If, as AP reporter Bacon told Hersh, it was “just a matter of judgment on the part of the reporters” whether to report on the president's torrid affair with Marilyn Monroe, his near-daily use of prostitutes, and his “daunting” list of drugs, as the
New York Times
finally admitted, including but not limited to hydrocortisone, testosterone, codeine, methadone, Ritalin, antihistamines, anti-anxiety drugs, barbiturates, and Procaine injections
16
—in whose judgment were those stories uninteresting? Can I meet that person?

Bacon claimed it was the shocking facts of “Watergate” that nudged the press into a more adversarial role: “Before Watergate, reporters just didn't go into that sort of thing.” This gets rather circular. There would never have been a “Watergate” if the press hadn't been a teensy bit rougher on President Nixon than it was on President Kennedy. Reporters are compelled by the facts of the stories they report to report them, but they are not compelled to report the stories they don't report because the public remains unaware of the facts of the unreported stories.

In fact, Watergate was a boring story. The sort of skulduggery for which Nixon was crucified was standard practice in modern politics.
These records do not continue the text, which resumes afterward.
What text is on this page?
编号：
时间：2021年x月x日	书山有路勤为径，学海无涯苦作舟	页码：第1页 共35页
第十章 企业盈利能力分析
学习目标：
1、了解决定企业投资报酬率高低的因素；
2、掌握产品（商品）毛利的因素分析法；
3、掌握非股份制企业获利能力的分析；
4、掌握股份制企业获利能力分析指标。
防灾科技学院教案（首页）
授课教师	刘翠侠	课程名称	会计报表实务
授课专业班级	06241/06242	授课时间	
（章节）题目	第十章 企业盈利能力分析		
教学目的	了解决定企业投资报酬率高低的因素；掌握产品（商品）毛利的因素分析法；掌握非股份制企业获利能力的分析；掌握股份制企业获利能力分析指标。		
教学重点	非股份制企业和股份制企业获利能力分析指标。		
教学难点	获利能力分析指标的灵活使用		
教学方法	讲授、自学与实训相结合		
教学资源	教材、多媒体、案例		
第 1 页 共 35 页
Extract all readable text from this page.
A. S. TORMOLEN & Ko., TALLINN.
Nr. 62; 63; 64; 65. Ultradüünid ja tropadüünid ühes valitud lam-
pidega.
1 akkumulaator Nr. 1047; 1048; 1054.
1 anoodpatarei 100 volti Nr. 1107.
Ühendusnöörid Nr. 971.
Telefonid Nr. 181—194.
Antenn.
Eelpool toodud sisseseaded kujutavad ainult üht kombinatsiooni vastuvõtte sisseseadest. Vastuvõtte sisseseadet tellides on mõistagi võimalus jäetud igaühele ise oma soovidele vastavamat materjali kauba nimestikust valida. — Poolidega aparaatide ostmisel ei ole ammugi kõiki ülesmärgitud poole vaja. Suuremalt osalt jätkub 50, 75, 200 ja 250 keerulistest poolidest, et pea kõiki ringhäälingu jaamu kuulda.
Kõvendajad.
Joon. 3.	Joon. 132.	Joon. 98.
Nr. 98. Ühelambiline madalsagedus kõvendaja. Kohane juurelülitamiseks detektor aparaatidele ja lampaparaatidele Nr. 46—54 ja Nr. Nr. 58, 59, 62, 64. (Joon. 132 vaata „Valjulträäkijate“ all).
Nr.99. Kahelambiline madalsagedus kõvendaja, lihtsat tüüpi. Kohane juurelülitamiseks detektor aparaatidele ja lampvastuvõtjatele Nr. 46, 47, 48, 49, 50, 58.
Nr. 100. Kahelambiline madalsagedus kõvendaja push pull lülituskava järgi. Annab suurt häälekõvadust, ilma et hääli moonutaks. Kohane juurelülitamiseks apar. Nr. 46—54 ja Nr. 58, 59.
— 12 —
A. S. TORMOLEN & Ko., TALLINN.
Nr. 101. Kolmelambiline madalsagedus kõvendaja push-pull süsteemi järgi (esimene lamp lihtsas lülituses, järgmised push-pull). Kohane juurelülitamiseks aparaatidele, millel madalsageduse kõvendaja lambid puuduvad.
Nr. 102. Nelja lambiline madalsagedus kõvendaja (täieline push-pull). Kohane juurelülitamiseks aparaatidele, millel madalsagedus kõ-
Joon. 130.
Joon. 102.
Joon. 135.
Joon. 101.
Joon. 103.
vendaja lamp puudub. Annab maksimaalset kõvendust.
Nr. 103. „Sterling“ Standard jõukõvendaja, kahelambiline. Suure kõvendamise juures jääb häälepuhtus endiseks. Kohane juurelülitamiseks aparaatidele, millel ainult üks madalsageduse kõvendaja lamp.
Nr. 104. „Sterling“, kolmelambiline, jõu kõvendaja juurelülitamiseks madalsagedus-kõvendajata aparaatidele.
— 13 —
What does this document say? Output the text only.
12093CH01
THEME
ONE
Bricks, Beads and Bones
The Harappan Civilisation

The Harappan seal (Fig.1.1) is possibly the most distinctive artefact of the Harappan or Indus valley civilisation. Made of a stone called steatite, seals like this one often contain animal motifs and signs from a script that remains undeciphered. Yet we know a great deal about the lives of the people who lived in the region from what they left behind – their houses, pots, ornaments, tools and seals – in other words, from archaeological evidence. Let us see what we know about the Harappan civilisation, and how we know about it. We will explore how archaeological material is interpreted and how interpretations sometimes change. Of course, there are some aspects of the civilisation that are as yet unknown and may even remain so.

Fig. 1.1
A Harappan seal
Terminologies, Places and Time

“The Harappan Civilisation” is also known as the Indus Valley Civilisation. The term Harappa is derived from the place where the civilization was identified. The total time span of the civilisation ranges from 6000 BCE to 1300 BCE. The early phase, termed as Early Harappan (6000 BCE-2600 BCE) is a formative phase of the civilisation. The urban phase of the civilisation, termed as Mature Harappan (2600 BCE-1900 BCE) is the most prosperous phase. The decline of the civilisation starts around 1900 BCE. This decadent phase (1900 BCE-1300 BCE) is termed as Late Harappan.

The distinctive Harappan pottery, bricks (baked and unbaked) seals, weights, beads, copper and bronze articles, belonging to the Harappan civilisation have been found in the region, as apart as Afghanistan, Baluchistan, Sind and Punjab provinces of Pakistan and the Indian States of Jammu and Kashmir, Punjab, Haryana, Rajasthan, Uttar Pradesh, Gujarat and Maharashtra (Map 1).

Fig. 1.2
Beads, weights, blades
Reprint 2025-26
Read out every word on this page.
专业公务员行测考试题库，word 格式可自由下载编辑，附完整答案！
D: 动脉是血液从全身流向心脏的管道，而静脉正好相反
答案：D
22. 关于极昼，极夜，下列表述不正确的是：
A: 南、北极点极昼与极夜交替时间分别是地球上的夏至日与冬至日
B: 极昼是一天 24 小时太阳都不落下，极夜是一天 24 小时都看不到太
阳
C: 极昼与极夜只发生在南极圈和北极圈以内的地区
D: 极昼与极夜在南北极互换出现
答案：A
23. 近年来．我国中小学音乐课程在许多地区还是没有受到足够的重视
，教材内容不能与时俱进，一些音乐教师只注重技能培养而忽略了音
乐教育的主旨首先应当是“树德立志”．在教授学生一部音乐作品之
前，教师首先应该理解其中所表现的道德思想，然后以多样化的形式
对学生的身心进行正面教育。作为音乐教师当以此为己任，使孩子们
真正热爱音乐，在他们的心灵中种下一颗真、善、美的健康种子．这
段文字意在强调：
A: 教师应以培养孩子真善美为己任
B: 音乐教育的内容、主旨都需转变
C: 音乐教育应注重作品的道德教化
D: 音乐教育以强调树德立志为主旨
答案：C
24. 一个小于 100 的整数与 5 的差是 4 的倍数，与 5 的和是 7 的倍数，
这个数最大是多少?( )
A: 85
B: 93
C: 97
Presidents Roosevelt, Kennedy, and Johnson had used the FBI and Justice Department to harass their enemies and tap their phones—often with the gleeful connivance of the media.
17
NBC bugged Democratic headquarters in 1968. President Lyndon B. Johnson openly committed voter fraud to win elections in Texas, and he bugged Barry Goldwater in 1964. JFK's arm's-length attorney general Bobby Kennedy asked the FBI for files on steel company executives and sent agents to their homes to harass them.
18
LBJ assistant Bill Moyers, now of PBS News, monitored the FBI's bugs on Martin Luther King's hotel room, distributing the tapes to select members of the Johnson administration as well as the press. Moyers also ordered the FBI to gather information about the sexual proclivities of Goldwater's staff.
19
A decade later, President Jimmy Carter wanted to make Moyers director of the CIA.
20
I guess it was just
the press's “judgment” to flip from toadies to a howling lynch mob when Nixon became president.